Third Prize Winner of Long Term Project | World Press Photo 2020
A photojournalistic photograph’s intent is to inform and educate, and eventually, fuel the commencement of necessary reparations. Since 1955, the World Press Photo Awards has been an instrumental force in this arena, by bringing harrowing stories of terror, as well as those of hope and resilience. These stories scream vociferously of the world’s apathy against its citizens, that we need to do better. The foundation has announced the winners of the contest on its online channels on the 16th of April. Here is a look at the photographs from the 63rd edition of the awards.

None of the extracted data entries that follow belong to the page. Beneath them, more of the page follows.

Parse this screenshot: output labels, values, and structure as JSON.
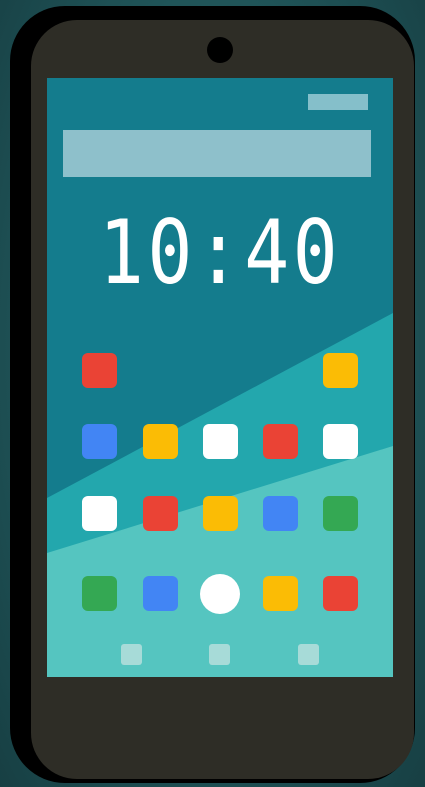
{
  "clock": {
    "time": "10:40"
  },
  "colors": {
    "screen_dark": "#147c8d",
    "screen_mid": "#23a7ad",
    "screen_light": "#55c5c0",
    "red": "#ea4335",
    "yellow": "#fbbc05",
    "blue": "#4285f4",
    "green": "#34a853",
    "white": "#ffffff",
    "phone_body": "#2e2d26"
  },
  "app_rows": [
    {
      "icons": [
        "red-app-icon",
        "yellow-app-icon"
      ]
    },
    {
      "icons": [
        "blue-app-icon",
        "yellow-app-icon",
        "white-app-icon",
        "red-app-icon",
        "white-app-icon"
      ]
    },
    {
      "icons": [
        "white-app-icon",
        "red-app-icon",
        "yellow-app-icon",
        "blue-app-icon",
        "green-app-icon"
      ]
    },
    {
      "icons": [
        "green-app-icon",
        "blue-app-icon",
        "white-circle-icon",
        "yellow-app-icon",
        "red-app-icon"
      ]
    }
  ],
  "nav_buttons": [
    "nav-back-icon",
    "nav-home-icon",
    "nav-recent-icon"
  ]
}
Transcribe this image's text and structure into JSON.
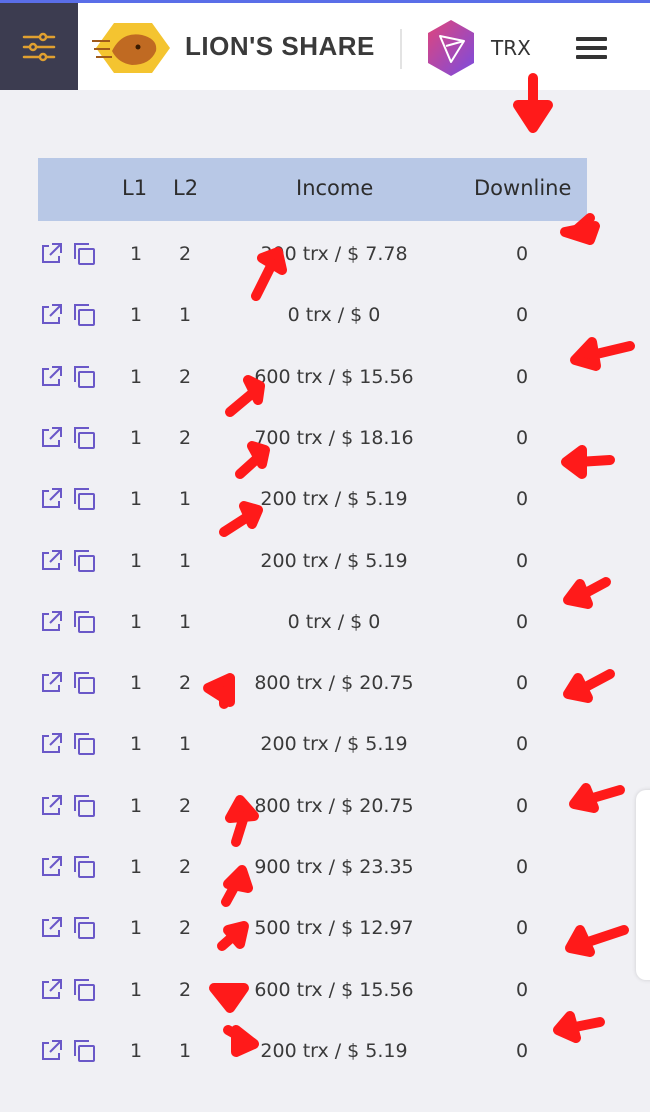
{
  "header": {
    "brand": "LION'S SHARE",
    "currency": "TRX",
    "menu_icon": "sliders-icon",
    "nav_icon": "hamburger-icon"
  },
  "table": {
    "columns": [
      "",
      "L1",
      "L2",
      "Income",
      "Downline"
    ],
    "rows": [
      {
        "l1": "1",
        "l2": "2",
        "income": "300 trx / $ 7.78",
        "downline": "0"
      },
      {
        "l1": "1",
        "l2": "1",
        "income": "0 trx / $ 0",
        "downline": "0"
      },
      {
        "l1": "1",
        "l2": "2",
        "income": "600 trx / $ 15.56",
        "downline": "0"
      },
      {
        "l1": "1",
        "l2": "2",
        "income": "700 trx / $ 18.16",
        "downline": "0"
      },
      {
        "l1": "1",
        "l2": "1",
        "income": "200 trx / $ 5.19",
        "downline": "0"
      },
      {
        "l1": "1",
        "l2": "1",
        "income": "200 trx / $ 5.19",
        "downline": "0"
      },
      {
        "l1": "1",
        "l2": "1",
        "income": "0 trx / $ 0",
        "downline": "0"
      },
      {
        "l1": "1",
        "l2": "2",
        "income": "800 trx / $ 20.75",
        "downline": "0"
      },
      {
        "l1": "1",
        "l2": "1",
        "income": "200 trx / $ 5.19",
        "downline": "0"
      },
      {
        "l1": "1",
        "l2": "2",
        "income": "800 trx / $ 20.75",
        "downline": "0"
      },
      {
        "l1": "1",
        "l2": "2",
        "income": "900 trx / $ 23.35",
        "downline": "0"
      },
      {
        "l1": "1",
        "l2": "2",
        "income": "500 trx / $ 12.97",
        "downline": "0"
      },
      {
        "l1": "1",
        "l2": "2",
        "income": "600 trx / $ 15.56",
        "downline": "0"
      },
      {
        "l1": "1",
        "l2": "1",
        "income": "200 trx / $ 5.19",
        "downline": "0"
      }
    ]
  },
  "colors": {
    "accent": "#6a58c8",
    "header_row": "#b8c8e6",
    "annotation": "#ff1a1a"
  }
}
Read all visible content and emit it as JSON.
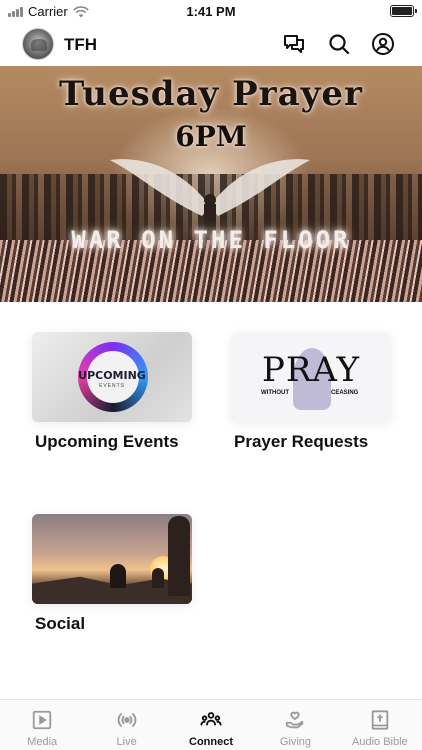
{
  "status_bar": {
    "carrier": "Carrier",
    "time": "1:41 PM"
  },
  "header": {
    "title": "TFH",
    "icons": [
      "chat-icon",
      "search-icon",
      "account-icon"
    ]
  },
  "banner": {
    "title": "Tuesday Prayer",
    "time": "6PM",
    "subtitle": "WAR ON THE FLOOR"
  },
  "cards": [
    {
      "label": "Upcoming Events",
      "thumb_text": "UPCOMING",
      "thumb_subtext": "EVENTS"
    },
    {
      "label": "Prayer Requests",
      "thumb_text": "PRAY",
      "thumb_subtext_left": "WITHOUT",
      "thumb_subtext_right": "CEASING"
    },
    {
      "label": "Social"
    }
  ],
  "tabs": [
    {
      "label": "Media",
      "icon": "play-square-icon",
      "active": false
    },
    {
      "label": "Live",
      "icon": "broadcast-icon",
      "active": false
    },
    {
      "label": "Connect",
      "icon": "group-icon",
      "active": true
    },
    {
      "label": "Giving",
      "icon": "heart-hand-icon",
      "active": false
    },
    {
      "label": "Audio Bible",
      "icon": "bible-icon",
      "active": false
    }
  ],
  "colors": {
    "active_tab": "#111111",
    "inactive_tab": "#9a9a9a"
  }
}
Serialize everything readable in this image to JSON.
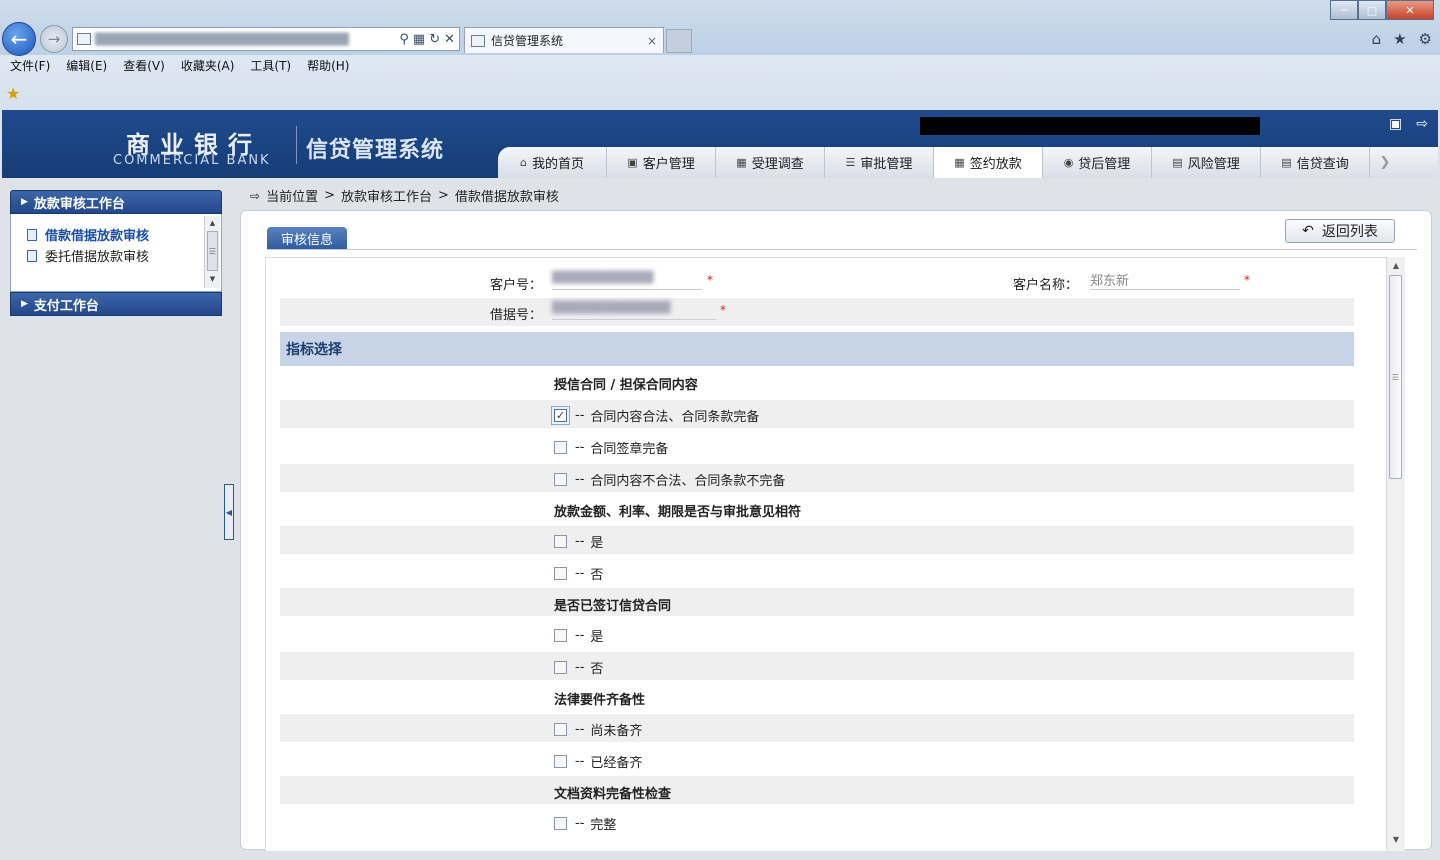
{
  "browser": {
    "tab_title": "信贷管理系统",
    "tab_close": "×",
    "menu": [
      "文件(F)",
      "编辑(E)",
      "查看(V)",
      "收藏夹(A)",
      "工具(T)",
      "帮助(H)"
    ]
  },
  "app": {
    "bank_cn": "商业银行",
    "bank_en": "COMMERCIAL BANK",
    "system_name": "信贷管理系统",
    "nav_tabs": [
      "我的首页",
      "客户管理",
      "受理调查",
      "审批管理",
      "签约放款",
      "贷后管理",
      "风险管理",
      "信贷查询"
    ],
    "active_tab": "签约放款"
  },
  "sidebar": {
    "section1": "放款审核工作台",
    "items": [
      "借款借据放款审核",
      "委托借据放款审核"
    ],
    "section2": "支付工作台"
  },
  "breadcrumb": {
    "root": "当前位置",
    "sep": ">",
    "level1": "放款审核工作台",
    "level2": "借款借据放款审核"
  },
  "main": {
    "section_tab": "审核信息",
    "return_button": "返回列表",
    "customer_no_label": "客户号：",
    "customer_name_label": "客户名称：",
    "customer_name_value": "郑东新",
    "loan_no_label": "借据号：",
    "required_mark": "*",
    "index_header": "指标选择",
    "dash": "--",
    "groups": [
      {
        "title": "授信合同 / 担保合同内容",
        "options": [
          {
            "label": "合同内容合法、合同条款完备",
            "checked": true
          },
          {
            "label": "合同签章完备",
            "checked": false
          },
          {
            "label": "合同内容不合法、合同条款不完备",
            "checked": false
          }
        ]
      },
      {
        "title": "放款金额、利率、期限是否与审批意见相符",
        "options": [
          {
            "label": "是",
            "checked": false
          },
          {
            "label": "否",
            "checked": false
          }
        ]
      },
      {
        "title": "是否已签订信贷合同",
        "options": [
          {
            "label": "是",
            "checked": false
          },
          {
            "label": "否",
            "checked": false
          }
        ]
      },
      {
        "title": "法律要件齐备性",
        "options": [
          {
            "label": "尚未备齐",
            "checked": false
          },
          {
            "label": "已经备齐",
            "checked": false
          }
        ]
      },
      {
        "title": "文档资料完备性检查",
        "options": [
          {
            "label": "完整",
            "checked": false
          }
        ]
      }
    ]
  },
  "icons": {
    "back": "arrow-left-icon",
    "forward": "arrow-right-icon",
    "search": "search-icon",
    "refresh": "refresh-icon",
    "home": "home-icon",
    "star": "star-icon",
    "gear": "gear-icon",
    "monitor": "monitor-icon",
    "logout": "logout-icon"
  },
  "colors": {
    "header_blue": "#1f4a8c",
    "section_header_bg": "#c7d3e6",
    "required_red": "#d32020"
  }
}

Third prize: Daniele Volpe, Italy
Ixil Genocide: During the 1980s, in the midst of the 1960–1996 Guatemalan Civil War, the state-backed military identified all indigenous Maya peoples as guerilla supporters. The Ixil Maya community, who live near the Sierra de los Cuchumatanes in western Guatemala, were the targets of a genocide operation. The Ixil were subject to systematic rape, forced displacement, starvation and massacre. By 1996, some 7,000 Ixil had been killed. The violence was particularly extreme from 1979–1985 as successive administrations and the military pursued a scorched-earth policy in the region. A United Nations truth commission later revealed that between 70% and 90% of Ixil villages had been burned to the ground and some 60% of the population forced to flee to the mountains. Victims of the military were often buried in clandestine mass graves, while many survivors in mountain areas, isolated from health care, died from malnutrition and treatable diseases. In 2013, Jose Efraín Ríos Montt, who ruled Guatemala in 1982 and 1983, was tried for genocide and crimes against humanity. Although found guilty, he was acquitted at a second trial—which cited procedural errors unrelated to any of the testimony—and died unpunished five years later. Nevertheless, the trial was seen as a milestone in holding those responsible for the atrocities to account, and as a contribution to an accurate account of what happened in the civil war. Today, many survivors are still searching for the remains of their dead relatives. Exhumations play an important role in gathering evidence of civilian massacres and in reconciling survivors with their grief, as they are at last able to give their loved ones a dignified burial.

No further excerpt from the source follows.